Merritt and Waterman both said the legislation comes in response to last week's ruling by the 7th U.S. Circuit Court of Appeals that declared Senate Enrolled Act 258, from 2008, unconstitutional.
Waterman authored the law, which made it a Class A misdemeanor for sex offenders to use social networking sites they know allow access to youths under the age of 18, including popular websites Facebook and Twitter.
"The appeals court ruling suggests our law is too broad," Waterman said. "When it came to writing a restriction for sex offenders' access to social media sites, we had to ask ourselves if it was in the best interest of public safety for the policy to be too broad rather than too narrow.
"We chose the broader route, thinking it was the most logical step forward to protect our children.

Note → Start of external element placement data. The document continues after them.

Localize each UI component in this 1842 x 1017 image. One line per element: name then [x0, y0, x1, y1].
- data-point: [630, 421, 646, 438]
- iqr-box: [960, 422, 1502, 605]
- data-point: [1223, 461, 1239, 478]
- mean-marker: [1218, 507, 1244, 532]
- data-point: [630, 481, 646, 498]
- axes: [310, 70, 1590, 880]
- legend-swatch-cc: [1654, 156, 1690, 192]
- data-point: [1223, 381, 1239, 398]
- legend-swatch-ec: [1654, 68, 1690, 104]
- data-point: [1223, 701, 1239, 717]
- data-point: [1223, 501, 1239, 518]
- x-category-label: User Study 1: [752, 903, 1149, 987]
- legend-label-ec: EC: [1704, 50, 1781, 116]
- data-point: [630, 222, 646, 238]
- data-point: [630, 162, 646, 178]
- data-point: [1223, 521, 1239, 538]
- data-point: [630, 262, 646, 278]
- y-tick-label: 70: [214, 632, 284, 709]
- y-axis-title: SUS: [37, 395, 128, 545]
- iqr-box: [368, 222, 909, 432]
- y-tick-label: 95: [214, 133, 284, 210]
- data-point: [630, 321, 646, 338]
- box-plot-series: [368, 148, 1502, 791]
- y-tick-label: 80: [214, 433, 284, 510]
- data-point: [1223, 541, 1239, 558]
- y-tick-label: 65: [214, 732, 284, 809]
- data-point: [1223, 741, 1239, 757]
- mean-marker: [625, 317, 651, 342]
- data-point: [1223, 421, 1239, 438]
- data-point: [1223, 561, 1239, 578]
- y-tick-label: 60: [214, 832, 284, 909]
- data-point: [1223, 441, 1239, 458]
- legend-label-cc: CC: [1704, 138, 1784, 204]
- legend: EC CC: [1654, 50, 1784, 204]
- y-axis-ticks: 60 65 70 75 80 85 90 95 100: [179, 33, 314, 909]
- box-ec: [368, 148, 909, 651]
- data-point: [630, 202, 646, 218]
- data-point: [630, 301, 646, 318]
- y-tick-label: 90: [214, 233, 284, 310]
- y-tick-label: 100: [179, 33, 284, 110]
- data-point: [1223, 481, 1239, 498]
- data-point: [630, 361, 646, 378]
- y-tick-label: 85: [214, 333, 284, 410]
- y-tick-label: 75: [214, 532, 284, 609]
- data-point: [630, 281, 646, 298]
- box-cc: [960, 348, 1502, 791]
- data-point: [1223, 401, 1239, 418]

Although I don't agree with the court ruling, we will comply with it while working to approve a narrower version of the law that will pass the constitutionality test and safeguard Hoosier kids."
Both Merritt and Waterman agree a new law is needed to help protect Hoosier children from dangerous online predators.
The new legislation will be amended into Senate Bill 220, Merritt said, as bill filing deadlines have already passed.
If approved by the General Assembly, SB 220 would narrow the class of people prohibited from using a social media website to Class A felony child molester and sex offenders convicted of child solicitation.
"We can't permit offenders like these who have proven track records of endangering children to have access to social media sites where they can, once again, threaten our kids behind closed doors," Merritt said. It's of the utmost importance to reinstate this law and defend vulnerable young Hoosier."
SB 220 would also prohibit criminals designated as "offenders against children" -- or, by Indiana Code 35-42-4-11, persons required to register as sex or violent offenders for crimes like kidnapping, seduction and exploitations -- from using social media websites to communicate with Hoosiers younger than age 16 without parents' or guardians' permission.
SB 220 ix expected to be assigned to the Senate Committee on Corrections and Criminal Law.